On top of this, many invisible disabilities (and disabilities in general), have a lot of stigma surrounding them, even on campus. “I feel like the stigma is like if you’re not neurotypical, some people think that means you’re inherently wild or need to be controlled,” said sophomore Julie Hansen, a student with autism. “They treat us like we can’t handle ourselves. It’s either that, or some people believe that people who aren’t abled are ‘stupid,’ or that their lives aren’t as fulfilling as an abled person’s.”
This results in people pitying others with invisible disabilities. “They think of it like you are different and need to be pitied, and I do not need to be pitied,” Hansen said. “I am my own person—I’m not abled, but I have a personality, I have feelings, and pitying me or anyone else with an invisible disability makes us feel inferior.”

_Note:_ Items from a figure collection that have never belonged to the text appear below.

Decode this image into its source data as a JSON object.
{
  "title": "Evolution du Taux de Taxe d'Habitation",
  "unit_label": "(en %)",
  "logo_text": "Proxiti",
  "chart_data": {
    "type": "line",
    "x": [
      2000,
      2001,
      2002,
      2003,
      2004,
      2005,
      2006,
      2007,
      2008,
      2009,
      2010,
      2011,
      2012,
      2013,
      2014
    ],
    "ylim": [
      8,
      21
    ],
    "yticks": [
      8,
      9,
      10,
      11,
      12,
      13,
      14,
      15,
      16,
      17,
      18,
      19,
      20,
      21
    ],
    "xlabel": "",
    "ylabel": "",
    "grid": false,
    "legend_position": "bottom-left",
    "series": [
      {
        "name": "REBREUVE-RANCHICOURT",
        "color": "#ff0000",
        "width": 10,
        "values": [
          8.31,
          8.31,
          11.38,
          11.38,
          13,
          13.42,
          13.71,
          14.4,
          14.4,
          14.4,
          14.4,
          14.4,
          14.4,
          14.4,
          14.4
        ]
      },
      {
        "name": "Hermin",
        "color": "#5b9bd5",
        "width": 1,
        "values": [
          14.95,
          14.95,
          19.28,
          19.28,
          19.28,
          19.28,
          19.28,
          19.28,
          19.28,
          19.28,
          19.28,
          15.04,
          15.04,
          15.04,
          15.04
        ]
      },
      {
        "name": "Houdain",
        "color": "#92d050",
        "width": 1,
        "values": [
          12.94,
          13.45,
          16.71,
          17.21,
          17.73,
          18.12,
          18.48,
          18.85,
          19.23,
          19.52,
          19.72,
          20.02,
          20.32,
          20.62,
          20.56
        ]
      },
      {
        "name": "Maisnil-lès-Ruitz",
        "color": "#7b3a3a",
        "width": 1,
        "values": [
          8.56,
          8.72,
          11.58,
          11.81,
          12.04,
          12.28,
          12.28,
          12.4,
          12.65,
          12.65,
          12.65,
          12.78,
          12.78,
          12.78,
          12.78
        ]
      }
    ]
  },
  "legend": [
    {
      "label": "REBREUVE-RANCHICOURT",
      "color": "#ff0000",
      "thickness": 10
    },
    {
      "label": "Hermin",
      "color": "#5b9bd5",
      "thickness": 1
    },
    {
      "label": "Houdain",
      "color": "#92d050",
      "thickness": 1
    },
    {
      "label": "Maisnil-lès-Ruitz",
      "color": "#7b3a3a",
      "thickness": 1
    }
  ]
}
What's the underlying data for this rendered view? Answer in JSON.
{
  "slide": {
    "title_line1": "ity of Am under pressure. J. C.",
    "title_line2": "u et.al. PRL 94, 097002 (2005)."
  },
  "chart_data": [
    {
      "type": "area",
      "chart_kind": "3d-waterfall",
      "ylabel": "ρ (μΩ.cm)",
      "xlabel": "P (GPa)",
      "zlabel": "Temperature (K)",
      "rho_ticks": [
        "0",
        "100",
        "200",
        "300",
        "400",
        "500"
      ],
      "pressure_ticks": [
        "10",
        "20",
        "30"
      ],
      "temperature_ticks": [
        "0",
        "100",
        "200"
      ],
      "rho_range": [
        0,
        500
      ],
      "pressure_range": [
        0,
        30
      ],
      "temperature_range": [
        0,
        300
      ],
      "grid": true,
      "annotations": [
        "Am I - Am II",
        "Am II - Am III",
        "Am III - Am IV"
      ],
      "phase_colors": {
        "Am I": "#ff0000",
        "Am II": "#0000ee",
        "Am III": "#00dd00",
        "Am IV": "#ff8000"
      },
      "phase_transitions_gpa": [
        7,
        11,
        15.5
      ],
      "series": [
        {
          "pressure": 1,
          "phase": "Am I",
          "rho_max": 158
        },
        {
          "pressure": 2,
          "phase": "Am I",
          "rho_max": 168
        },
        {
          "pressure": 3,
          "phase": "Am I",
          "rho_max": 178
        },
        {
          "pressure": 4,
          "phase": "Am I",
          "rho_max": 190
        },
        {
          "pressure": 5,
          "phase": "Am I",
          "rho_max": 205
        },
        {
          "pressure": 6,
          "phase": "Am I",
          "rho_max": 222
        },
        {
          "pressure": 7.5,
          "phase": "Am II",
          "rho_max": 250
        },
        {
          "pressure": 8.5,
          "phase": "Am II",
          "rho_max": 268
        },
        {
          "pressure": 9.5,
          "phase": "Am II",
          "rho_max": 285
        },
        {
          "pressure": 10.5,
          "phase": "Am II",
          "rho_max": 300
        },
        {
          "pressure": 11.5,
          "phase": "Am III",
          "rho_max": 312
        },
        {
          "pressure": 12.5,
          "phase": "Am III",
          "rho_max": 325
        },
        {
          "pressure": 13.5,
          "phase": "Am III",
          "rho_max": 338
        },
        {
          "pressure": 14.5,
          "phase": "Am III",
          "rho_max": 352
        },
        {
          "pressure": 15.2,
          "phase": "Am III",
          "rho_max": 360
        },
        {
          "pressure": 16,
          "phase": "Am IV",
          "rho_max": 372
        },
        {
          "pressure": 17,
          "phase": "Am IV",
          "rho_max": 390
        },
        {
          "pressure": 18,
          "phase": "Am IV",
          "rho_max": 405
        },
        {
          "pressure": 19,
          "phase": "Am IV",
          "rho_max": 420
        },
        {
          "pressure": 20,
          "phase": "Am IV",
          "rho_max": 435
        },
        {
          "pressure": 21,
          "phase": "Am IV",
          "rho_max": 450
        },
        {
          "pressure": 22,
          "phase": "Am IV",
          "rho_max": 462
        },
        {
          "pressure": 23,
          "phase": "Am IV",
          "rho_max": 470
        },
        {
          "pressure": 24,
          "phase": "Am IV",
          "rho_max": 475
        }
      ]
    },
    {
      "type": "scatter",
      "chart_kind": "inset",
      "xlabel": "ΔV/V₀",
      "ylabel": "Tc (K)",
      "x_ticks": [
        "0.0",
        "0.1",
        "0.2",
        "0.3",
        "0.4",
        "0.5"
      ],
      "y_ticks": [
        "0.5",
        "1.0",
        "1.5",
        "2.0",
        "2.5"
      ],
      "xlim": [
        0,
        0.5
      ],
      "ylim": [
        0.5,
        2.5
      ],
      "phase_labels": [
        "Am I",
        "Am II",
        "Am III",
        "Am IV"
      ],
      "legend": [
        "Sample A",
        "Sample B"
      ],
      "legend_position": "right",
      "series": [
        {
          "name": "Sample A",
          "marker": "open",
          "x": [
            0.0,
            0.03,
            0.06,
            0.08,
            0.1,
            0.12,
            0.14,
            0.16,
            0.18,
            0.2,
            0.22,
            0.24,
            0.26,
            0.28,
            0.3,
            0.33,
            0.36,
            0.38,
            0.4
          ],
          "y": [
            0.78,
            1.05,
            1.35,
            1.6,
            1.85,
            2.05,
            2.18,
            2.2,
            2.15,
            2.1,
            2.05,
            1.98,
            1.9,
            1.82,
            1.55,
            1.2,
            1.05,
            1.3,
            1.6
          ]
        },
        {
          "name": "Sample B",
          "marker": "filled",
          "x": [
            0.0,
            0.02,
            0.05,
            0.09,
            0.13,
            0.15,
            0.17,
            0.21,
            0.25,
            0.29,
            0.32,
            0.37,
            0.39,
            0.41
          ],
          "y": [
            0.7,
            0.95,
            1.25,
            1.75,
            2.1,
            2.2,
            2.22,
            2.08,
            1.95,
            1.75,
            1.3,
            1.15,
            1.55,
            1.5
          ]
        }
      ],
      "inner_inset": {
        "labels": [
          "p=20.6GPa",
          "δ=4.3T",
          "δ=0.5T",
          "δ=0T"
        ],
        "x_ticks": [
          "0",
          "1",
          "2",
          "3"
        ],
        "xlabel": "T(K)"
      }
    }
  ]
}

Slody pointed out that there’s always a sense of unease when meeting someone different than you. “I think there’s some discomfort in that we don’t know how to react when we see an individual with a disability,” Slody said. “We need to step out of our body and our skin and we need to try to see why someone’s acting the way they’re acting.”
She also believes that the conversation surrounding disability needs to change. “We don’t need to pity people with disabilities. We don’t need to feel bad for them.”
She emphasized focusing on their unique perspectives and what these differences have to offer. “When we look at the big idea of diversity, we look at individuals who have to live differently than us because they think or feel differently from us, have different ideas and in fact can therefore lend a lot more to conversation and problem-solving.”